EPILOG

13 2 0
                                    

Apa hal yang sangat menyakitkan?

Di tinggalkan dengan orang yang kita cintai.

Selain itu?

Melihat cahaya bintang yang mulai rapuh.

Apa yang lebih pedih dari cahaya bintang yang mulai rapuh?

Matinya bintang di langit. Tapi tidak ada satupun orang yang tau dan sadar akan hal itu.

Apa yang di lakukan bintang ketika malam datang?

Bersinar dengan terang. Tapi tidak dengan ku. Aku bintang yang gagal.

Aku, adalah bintang yang cahayanya kalah dengan gemerlap lampu kota.

Aku, adalah bintang yang mati di antara bintang-bintang lainnya. Tapi manusia tidak tahu menahu akan hal itu. Dan parahnya, mereka memang tidak mau tahu.

🌌🌌🌌

Sinar Bintang : Akhir dari cahaya

Aku menatap nanar ke gundukan tanah serta batu nisan yang terukir nama Kak Rigel di atasnya. Ada rasa sesak menyeruak di dada kala aku tau wajah rupawannya tak lagi dapat kita semua lihat. Sorot teduh tatapannya tidak lagi dapat kita lihat, merasakan kehangatan hanya dari manik mata cokelat gelap miliknya kini hanya bisa kita bayangkan.

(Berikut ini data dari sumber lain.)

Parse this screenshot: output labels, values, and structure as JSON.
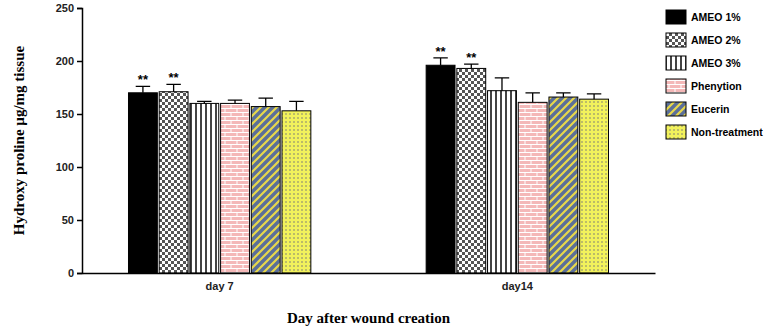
{
  "chart_data": {
    "type": "bar",
    "y_label": "Hydroxy proline µg/mg tissue",
    "x_label": "Day after wound creation",
    "categories": [
      "day 7",
      "day14"
    ],
    "series": [
      {
        "name": "AMEO 1%",
        "color": "#000000",
        "values": [
          170,
          196
        ],
        "errors": [
          6,
          7
        ]
      },
      {
        "name": "AMEO 2%",
        "color": "#ffffff",
        "values": [
          171,
          193
        ],
        "errors": [
          7,
          4
        ]
      },
      {
        "name": "AMEO 3%",
        "color": "#ffffff",
        "values": [
          160,
          172
        ],
        "errors": [
          2,
          12
        ]
      },
      {
        "name": "Phenytion",
        "color": "#f4b8b8",
        "values": [
          160,
          161
        ],
        "errors": [
          3,
          9
        ]
      },
      {
        "name": "Eucerin",
        "color": "#5b6f99",
        "values": [
          157,
          166
        ],
        "errors": [
          8,
          4
        ]
      },
      {
        "name": "Non-treatment",
        "color": "#f2f25c",
        "values": [
          153,
          164
        ],
        "errors": [
          9,
          5
        ]
      }
    ],
    "annotations": [
      {
        "text": "**",
        "series": "AMEO 1%",
        "category": "day 7"
      },
      {
        "text": "**",
        "series": "AMEO 2%",
        "category": "day 7"
      },
      {
        "text": "**",
        "series": "AMEO 1%",
        "category": "day14"
      },
      {
        "text": "**",
        "series": "AMEO 2%",
        "category": "day14"
      }
    ],
    "ylim": [
      0,
      250
    ],
    "yticks": [
      0,
      50,
      100,
      150,
      200,
      250
    ],
    "legend": "right"
  }
}
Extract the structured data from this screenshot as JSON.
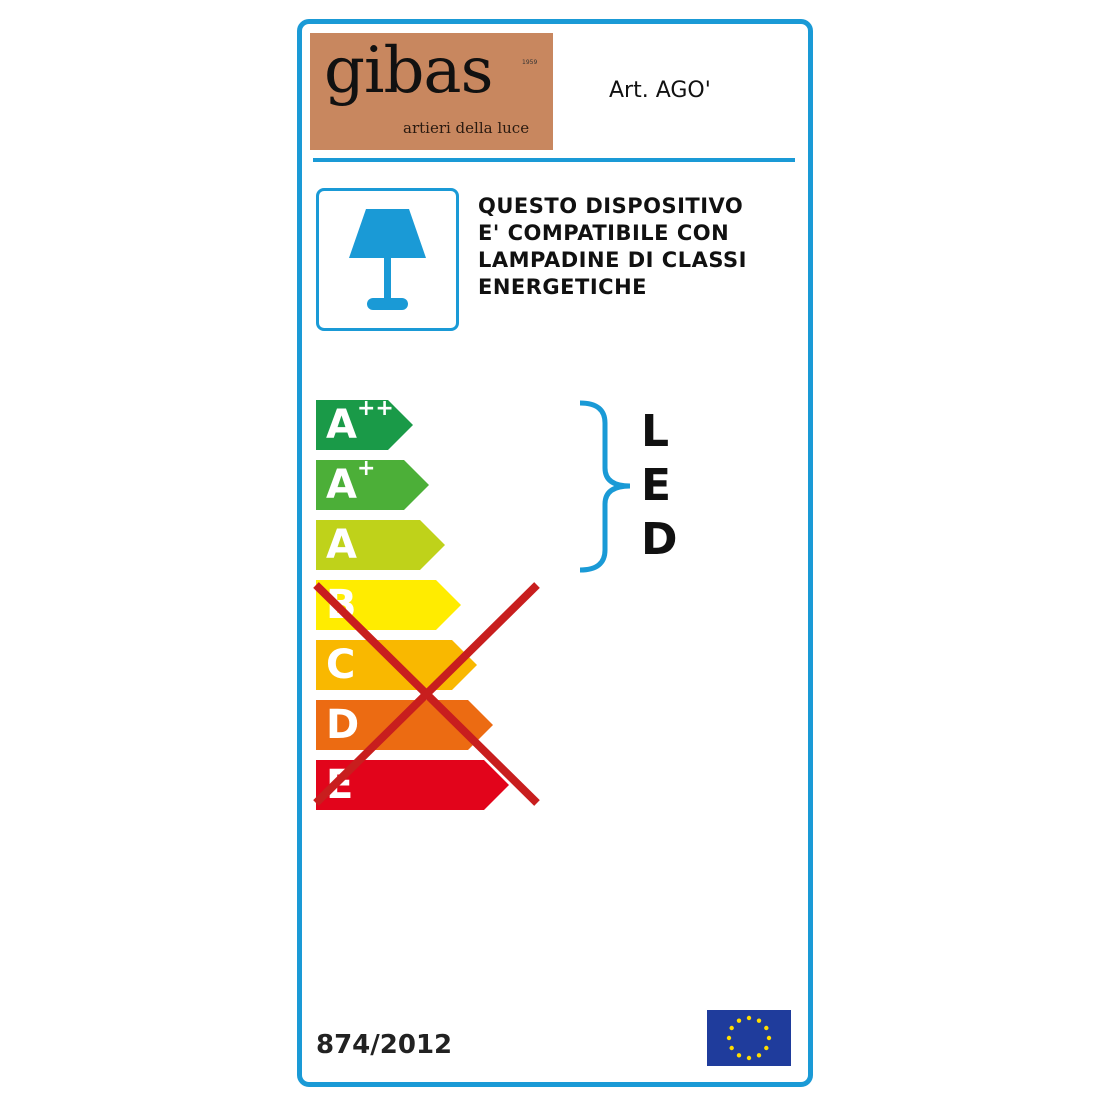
{
  "brand": {
    "name": "gibas",
    "tagline": "artieri della luce",
    "year": "1959",
    "bg_color": "#c8875f"
  },
  "article": "Art. AGO'",
  "description": [
    "QUESTO DISPOSITIVO",
    "E' COMPATIBILE CON",
    "LAMPADINE DI CLASSI",
    "ENERGETICHE"
  ],
  "classes": [
    {
      "label": "A",
      "sup": "++",
      "color": "#1a9a48",
      "crossed": false
    },
    {
      "label": "A",
      "sup": "+",
      "color": "#4caf38",
      "crossed": false
    },
    {
      "label": "A",
      "sup": "",
      "color": "#bfd21a",
      "crossed": false
    },
    {
      "label": "B",
      "sup": "",
      "color": "#ffec00",
      "crossed": true
    },
    {
      "label": "C",
      "sup": "",
      "color": "#f9b800",
      "crossed": true
    },
    {
      "label": "D",
      "sup": "",
      "color": "#ec6b12",
      "crossed": true
    },
    {
      "label": "E",
      "sup": "",
      "color": "#e2041b",
      "crossed": true
    }
  ],
  "led_letters": [
    "L",
    "E",
    "D"
  ],
  "regulation": "874/2012",
  "icons": {
    "lamp": "table-lamp-icon",
    "flag": "eu-flag-icon",
    "cross": "cross-out-mark",
    "brace": "curly-brace"
  },
  "accent_color": "#1a9ad6"
}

"Padahal waktu di rumah sakit saya bilang saya rela kalau Kak Rigel pergi. Saya ikhlas kalau Kak Rigel memilih untuk tetap tertidur. Tapi nyatanya tetap terasa sesak, Kak."

Aku terdiam sejenak. Mata ku mulai memanas.

"Udah banyak kepergian yang saya lewati, kak. Mengikhlaskan masih menjadi musuh terbesar dalam menghadapi perpisahan."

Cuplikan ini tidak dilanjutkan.